Yes, you can! Native plants grow in containers just as well as exotic plants do, we just aren’t used to seeing them there. Patio and balcony owners, go ahead; fill those pots with natives instead of geraniums. You will benefit wildlife just like a yard owner, and enjoy a much more interesting show as well.
I have been experimenting with natives in pots for several years, and this year I ran a trial on a second story balcony. I decided to try as many different natives as I could fit in my row of pots. Here is my short list of tips for pot-growing:
- use as big a container as possible
- fill it with high humus, organic soil, and add a bit of fine mulch to help it drain well
- do not use a layer of gravel, but do place something like a coffee filter over drainage holes
- be prepared to water your pots everyday
Plants in containers dry out much more quickly after watering than plants in the ground, so the more soil the plant has, the better. But even in a big pot, it’s possible your plant will need water every day. Also, the size of your pots will control the size of your plants. So bigger is better. I get good results from using only worm castings or shredded leaf compost for fertilizer, which is a boost to the mycorrhizae. All the plants in these photos were fertilized this way. I raised the pots up on runners to try to decrease the temperatures up there, which ran ten whole degrees hotter than temps at ground level. Last summer when it was 99 degrees on the ground, it was 109 up there.
You may have heard of the formula “fillers, thrillers, and spillers” for planning a container, and I included some of each of these in my experiment, although not in specific combinations as you would for aesthetics.
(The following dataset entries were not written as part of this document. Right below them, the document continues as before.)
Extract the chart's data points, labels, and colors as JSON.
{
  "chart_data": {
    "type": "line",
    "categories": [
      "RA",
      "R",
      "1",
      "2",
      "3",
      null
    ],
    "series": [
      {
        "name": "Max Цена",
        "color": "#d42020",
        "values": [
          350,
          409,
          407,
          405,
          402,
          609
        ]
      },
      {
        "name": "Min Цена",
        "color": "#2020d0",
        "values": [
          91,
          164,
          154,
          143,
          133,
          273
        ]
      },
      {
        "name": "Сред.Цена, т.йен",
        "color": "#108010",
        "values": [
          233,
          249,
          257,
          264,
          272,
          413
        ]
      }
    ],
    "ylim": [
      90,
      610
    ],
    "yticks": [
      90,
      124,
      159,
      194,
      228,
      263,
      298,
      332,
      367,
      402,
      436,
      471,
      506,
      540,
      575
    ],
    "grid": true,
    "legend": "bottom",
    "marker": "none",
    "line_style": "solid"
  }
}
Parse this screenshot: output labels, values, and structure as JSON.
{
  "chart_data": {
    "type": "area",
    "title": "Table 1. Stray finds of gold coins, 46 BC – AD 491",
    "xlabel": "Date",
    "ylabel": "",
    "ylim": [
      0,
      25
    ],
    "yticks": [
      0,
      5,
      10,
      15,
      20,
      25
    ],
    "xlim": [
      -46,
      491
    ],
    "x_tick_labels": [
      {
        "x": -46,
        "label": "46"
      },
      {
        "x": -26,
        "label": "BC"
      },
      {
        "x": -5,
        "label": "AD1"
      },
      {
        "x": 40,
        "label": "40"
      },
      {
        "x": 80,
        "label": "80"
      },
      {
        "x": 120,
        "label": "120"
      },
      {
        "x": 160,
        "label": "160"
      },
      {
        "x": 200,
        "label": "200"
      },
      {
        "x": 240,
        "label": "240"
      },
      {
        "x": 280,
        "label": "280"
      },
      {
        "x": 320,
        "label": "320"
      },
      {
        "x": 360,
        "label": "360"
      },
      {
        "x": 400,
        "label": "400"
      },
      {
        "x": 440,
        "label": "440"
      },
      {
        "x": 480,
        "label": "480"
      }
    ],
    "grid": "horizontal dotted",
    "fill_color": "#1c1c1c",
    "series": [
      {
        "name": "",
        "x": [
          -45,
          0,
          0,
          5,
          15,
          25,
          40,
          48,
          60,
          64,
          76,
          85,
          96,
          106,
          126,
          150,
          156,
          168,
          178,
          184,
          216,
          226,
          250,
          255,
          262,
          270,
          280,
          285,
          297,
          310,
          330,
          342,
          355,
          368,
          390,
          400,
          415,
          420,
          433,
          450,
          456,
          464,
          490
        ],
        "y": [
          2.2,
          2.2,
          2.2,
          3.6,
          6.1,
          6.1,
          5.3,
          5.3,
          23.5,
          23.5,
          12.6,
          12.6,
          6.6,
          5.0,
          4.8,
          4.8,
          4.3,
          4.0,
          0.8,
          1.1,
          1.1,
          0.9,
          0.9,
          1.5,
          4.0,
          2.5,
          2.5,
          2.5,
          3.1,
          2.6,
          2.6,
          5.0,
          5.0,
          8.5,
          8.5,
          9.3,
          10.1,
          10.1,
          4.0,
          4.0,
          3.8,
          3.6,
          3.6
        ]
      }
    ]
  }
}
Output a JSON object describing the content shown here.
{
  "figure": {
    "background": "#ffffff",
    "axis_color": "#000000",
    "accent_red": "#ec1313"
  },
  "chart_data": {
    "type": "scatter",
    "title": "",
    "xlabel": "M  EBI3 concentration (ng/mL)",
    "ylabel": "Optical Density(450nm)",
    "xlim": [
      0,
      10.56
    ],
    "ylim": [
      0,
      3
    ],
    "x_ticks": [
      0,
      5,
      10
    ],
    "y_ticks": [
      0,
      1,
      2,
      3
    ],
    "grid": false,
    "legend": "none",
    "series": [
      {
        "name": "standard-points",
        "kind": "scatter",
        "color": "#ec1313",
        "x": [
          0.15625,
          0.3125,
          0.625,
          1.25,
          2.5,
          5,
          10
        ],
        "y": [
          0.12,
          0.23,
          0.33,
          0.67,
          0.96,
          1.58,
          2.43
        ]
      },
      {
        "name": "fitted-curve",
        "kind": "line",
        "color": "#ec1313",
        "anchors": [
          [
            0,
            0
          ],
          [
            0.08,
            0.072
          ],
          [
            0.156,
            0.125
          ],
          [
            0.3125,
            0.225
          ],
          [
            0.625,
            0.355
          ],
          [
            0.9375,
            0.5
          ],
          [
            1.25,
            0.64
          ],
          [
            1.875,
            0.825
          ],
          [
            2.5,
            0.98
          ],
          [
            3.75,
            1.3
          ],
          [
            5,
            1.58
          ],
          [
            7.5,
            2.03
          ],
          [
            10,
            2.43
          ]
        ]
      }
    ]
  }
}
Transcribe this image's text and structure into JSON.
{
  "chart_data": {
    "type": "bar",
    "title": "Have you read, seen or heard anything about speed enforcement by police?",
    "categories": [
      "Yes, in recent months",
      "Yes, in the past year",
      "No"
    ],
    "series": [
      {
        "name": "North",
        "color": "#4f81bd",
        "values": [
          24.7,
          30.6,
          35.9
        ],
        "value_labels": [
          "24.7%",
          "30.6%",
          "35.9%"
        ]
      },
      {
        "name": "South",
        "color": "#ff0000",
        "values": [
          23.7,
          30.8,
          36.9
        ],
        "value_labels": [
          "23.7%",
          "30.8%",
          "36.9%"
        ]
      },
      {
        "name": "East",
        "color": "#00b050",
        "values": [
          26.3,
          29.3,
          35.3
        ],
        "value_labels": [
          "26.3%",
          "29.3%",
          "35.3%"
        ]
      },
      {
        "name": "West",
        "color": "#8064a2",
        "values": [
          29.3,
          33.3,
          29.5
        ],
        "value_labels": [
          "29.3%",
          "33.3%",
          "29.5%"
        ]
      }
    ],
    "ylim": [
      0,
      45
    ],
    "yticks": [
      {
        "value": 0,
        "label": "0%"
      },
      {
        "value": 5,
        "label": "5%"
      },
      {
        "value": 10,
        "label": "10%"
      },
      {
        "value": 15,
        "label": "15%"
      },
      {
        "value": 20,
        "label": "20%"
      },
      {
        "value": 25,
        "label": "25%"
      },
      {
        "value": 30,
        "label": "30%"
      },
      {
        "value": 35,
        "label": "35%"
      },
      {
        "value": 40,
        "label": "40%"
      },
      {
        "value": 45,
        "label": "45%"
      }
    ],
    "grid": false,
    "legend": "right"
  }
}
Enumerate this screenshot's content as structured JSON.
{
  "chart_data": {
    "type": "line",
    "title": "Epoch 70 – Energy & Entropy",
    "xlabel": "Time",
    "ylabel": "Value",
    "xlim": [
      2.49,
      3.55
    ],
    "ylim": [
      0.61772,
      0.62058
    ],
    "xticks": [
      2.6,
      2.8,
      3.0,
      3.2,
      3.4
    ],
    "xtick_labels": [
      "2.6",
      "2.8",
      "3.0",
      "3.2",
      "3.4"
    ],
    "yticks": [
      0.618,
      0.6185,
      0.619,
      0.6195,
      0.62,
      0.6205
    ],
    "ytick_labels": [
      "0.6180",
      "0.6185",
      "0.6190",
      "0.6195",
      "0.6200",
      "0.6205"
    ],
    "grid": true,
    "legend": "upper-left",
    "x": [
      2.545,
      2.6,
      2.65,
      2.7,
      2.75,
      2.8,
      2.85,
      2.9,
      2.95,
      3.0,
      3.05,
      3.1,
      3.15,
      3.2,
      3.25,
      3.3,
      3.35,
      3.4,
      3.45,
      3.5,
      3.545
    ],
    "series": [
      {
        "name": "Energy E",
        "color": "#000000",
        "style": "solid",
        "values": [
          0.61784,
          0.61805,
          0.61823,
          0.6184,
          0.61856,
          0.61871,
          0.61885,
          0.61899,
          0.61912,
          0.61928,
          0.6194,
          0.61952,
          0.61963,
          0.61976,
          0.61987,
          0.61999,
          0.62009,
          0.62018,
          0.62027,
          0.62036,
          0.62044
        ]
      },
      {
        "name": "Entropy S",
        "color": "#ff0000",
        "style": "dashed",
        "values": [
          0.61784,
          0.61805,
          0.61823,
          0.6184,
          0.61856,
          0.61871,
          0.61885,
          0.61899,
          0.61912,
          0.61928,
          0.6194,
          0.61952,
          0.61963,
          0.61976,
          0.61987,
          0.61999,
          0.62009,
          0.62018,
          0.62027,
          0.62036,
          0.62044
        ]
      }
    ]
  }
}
Little bluestem, (Schizachyrium scoparium), prairie dropseed, (Sporobolus heterolepis), common sedge, (Carex pennsylvanica), and mountain mint, (Pycnanthemum muticum) did well as “fillers.”
A very young American wisteria (Wisteria frutescens) grew well, twined without help around the posts, and will turn into a “thriller” next year.
Blanket flower, (Gaillardia) was a great “thriller,” and I noticed that while at a nursery full of mostly exotics recently, blanket flowers were covered with a blanket of bees. The exotics were bare.
Even common milkweed grew happily in a container, and made “thriller” status. If I were going for aesthetics, I would plant a couple together in a pot. This one was subjected to high winds with nothing to buffer it.
The last “thriller,” which of course means either a nice tall plant or a very dramatic color accent, is bee balm. Some call it spotted bee balm. Or dotted bee balm. Or spotted or dotted horsemint. For years I thought those were all different plants. The monarda drew a whole slew of pollinators.
Two native “spillers” worked well in my container trial. Creeping phlox, (Phlox stolonifera) and hog peanut, (Amphicarpaea bracteata).
This plant list should get you thinking! When the pot planning begins next spring, think native. Small trees and shrubs also do well. One friend of mine grew a winterberry (Ilex verticillata) happily in the same pot for seven years as an accent near her front door.
Your natives will bring beauty and comfort to you and your guests.